Die Wissenschaftler fanden heraus, dass Pflanzen mit hohen Werten in allen drei Variablen tendenziell von anderen Kontinenten, wie Asien oder Amerika, stammen. Nichteinheimische Pflanzen aus anderen Teilen Europas zeigen hingegen eine geringere Invasivität. Die außereuropäischen Superinvasoren besitzen außerdem oft biologische Merkmale, die ihnen – auf Kosten ihrer Abwehrmechanismen – ein schnelles Wachstum ermöglichen. Zusammen stützen diese Ergebnisse eine Hypothese, die im Englischen als „enemy release hypothesis“ bezeichnet wird.
„Die allgemeine Idee hinter dieser Hypothese ist, dass invasive Arten, wenn sie in neue Umgebungen eindringen, viele ihrer natürlichen Feinde, wie Krankheitserreger, Pflanzenfresser oder konkurrierende Arten, zurücklassen.
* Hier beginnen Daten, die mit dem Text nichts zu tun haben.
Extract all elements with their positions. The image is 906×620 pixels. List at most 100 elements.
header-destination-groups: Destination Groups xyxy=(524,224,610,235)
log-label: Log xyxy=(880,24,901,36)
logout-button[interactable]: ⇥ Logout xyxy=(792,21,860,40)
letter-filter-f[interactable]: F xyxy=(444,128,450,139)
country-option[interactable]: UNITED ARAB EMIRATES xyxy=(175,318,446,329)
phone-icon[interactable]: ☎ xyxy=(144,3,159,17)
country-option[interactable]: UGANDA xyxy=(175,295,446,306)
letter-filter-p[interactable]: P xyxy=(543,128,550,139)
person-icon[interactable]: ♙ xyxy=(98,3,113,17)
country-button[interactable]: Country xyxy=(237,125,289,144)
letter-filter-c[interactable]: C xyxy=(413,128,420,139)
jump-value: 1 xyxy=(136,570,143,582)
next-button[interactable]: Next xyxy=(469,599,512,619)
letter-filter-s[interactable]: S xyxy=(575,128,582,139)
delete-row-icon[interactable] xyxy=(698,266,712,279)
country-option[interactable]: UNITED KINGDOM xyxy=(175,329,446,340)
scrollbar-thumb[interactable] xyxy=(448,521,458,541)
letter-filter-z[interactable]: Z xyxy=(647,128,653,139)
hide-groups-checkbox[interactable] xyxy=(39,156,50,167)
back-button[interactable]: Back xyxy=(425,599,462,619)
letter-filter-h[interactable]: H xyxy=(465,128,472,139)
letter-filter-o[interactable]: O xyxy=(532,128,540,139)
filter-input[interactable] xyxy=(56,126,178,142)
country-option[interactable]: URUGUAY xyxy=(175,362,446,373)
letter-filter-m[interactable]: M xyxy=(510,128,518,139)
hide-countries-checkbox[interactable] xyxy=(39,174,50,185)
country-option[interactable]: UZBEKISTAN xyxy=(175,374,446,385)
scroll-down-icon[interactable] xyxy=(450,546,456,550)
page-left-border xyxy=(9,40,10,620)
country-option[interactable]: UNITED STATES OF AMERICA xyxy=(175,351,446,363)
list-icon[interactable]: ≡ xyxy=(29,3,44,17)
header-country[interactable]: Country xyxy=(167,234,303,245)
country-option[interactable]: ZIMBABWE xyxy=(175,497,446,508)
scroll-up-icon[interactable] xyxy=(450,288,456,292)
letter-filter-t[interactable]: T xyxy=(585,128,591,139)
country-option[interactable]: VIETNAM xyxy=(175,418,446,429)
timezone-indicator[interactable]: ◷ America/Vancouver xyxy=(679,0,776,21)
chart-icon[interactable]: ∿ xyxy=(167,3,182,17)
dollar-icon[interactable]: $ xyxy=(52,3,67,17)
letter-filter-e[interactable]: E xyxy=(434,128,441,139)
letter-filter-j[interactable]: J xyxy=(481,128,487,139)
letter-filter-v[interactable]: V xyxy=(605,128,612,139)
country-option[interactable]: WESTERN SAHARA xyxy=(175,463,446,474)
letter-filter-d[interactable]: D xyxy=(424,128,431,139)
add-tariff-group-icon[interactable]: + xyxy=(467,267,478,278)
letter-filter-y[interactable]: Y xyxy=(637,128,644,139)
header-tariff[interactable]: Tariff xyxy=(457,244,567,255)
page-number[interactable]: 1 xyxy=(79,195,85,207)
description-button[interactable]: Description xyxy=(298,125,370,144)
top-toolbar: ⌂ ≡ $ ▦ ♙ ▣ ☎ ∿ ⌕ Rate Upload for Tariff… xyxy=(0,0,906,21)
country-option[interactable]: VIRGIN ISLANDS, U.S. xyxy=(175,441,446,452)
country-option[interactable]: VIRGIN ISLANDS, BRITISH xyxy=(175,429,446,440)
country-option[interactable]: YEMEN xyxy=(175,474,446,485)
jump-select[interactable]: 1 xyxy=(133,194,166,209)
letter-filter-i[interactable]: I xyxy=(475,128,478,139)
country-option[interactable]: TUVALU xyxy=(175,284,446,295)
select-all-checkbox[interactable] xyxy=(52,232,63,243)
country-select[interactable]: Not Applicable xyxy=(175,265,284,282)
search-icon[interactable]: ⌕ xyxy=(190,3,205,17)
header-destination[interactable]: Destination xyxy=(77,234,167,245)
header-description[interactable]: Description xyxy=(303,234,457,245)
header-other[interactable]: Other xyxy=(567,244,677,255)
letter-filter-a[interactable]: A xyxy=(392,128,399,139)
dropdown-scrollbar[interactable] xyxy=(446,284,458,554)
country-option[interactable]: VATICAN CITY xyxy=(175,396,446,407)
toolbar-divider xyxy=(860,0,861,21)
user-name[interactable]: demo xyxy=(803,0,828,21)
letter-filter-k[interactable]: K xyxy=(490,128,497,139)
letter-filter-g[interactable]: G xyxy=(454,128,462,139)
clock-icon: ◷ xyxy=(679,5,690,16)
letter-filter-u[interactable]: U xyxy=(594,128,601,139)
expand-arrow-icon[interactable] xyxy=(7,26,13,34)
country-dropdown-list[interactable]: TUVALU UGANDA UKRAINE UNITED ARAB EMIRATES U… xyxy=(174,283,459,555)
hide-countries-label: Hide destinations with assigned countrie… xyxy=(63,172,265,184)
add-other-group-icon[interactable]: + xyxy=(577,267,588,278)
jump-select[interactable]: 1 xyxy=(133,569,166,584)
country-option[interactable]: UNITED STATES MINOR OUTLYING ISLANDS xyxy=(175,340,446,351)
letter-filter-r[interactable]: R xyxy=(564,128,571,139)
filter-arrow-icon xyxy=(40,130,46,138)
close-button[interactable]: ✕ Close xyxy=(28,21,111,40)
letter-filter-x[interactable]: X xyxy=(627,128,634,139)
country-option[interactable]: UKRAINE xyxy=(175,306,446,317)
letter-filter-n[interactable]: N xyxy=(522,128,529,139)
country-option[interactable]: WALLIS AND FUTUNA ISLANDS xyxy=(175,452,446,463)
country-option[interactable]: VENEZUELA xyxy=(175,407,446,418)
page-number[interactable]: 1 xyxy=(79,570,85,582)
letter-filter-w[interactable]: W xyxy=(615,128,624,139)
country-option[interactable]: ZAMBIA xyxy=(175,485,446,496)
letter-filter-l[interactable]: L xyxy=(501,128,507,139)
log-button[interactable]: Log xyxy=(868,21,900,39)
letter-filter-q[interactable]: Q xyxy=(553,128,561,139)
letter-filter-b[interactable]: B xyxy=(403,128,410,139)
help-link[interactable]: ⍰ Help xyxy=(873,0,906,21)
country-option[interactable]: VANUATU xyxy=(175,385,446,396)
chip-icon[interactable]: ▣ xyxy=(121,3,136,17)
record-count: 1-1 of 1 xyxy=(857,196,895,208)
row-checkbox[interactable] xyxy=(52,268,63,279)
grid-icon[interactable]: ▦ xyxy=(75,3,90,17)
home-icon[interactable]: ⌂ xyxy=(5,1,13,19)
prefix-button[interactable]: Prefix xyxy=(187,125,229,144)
Dadurch kann ihre Verbreitung buchstäblich ‚außer Kontrolle geraten‘. Dieser Effekt könnte besonders stark sein, wenn für die Neubesiedlung von Lebensräumen Kontinentalgrenzen wie Ozeane oder Gebirgsketten überschritten wurden.“
Trevor Fristoe
Ausnahmen von der Regel
Die Wissenschaftler fanden auch Ausnahmen von dem allgemeinen Muster, dass Pflanzen, die in einer Dimension erfolgreich sind, dies auch in den anderen sind und identifizierten mögliche Gründe für diese Ausnahmen. Zum Beispiel weicht eine nichtheimische Pflanze umso eher von der Regel ab, je kürzer die Besiedlung durch sie zurückliegt. „Sie sind neu. Sie brauchen noch Zeit, um die Bedingungen auszuloten“, liefert Fristoe eine Erklärung für diese Beobachtung und fährt fort: „Das ist von hoher Bedeutung. Wenn man eine invasive Pflanze findet, die nur in einer der Dimensionen erfolgreich, aber auch neu ist, sollte dies Anlass zur Sorge geben: Sie könnte später auch in den anderen Dimensionen erfolgreich werden.“ Das verwendete Bewertungsschema ist also nicht nur ein nützliches Werkzeug, um aktuelle Muster der Naturalisierung zu erklären und unser Verständnis für die Dynamik der Artenverbreitung im Allgemeinen zu verbessern. Es kann auch dazu dienen, zukünftige Invasionsereignisse vorherzusehen und maßgeschneiderte Managementstrategien zu entwickeln, um invasive Pflanzenarten besser zu kontrollieren.
Die Studie wurde von der Deutschen Forschungsgemeinschaft (DFG), der Czech Science Foundation (CACR) und der Tschechischen Akademie der Wissenschaften (CAS), dem Österreichischen Wissenschaftsfonds (FWF), dem Belmont Forum und BiodivERsA mit dem nationalen Geldgeber Bundesministerium für Bildung und Forschung (BMBF), der baskischen Regierung, der National Research Foundation of Korea (NRF) und der koreanischen Regierung (MSIT), der Universität Lettlands und den Velux Foundations gefördert.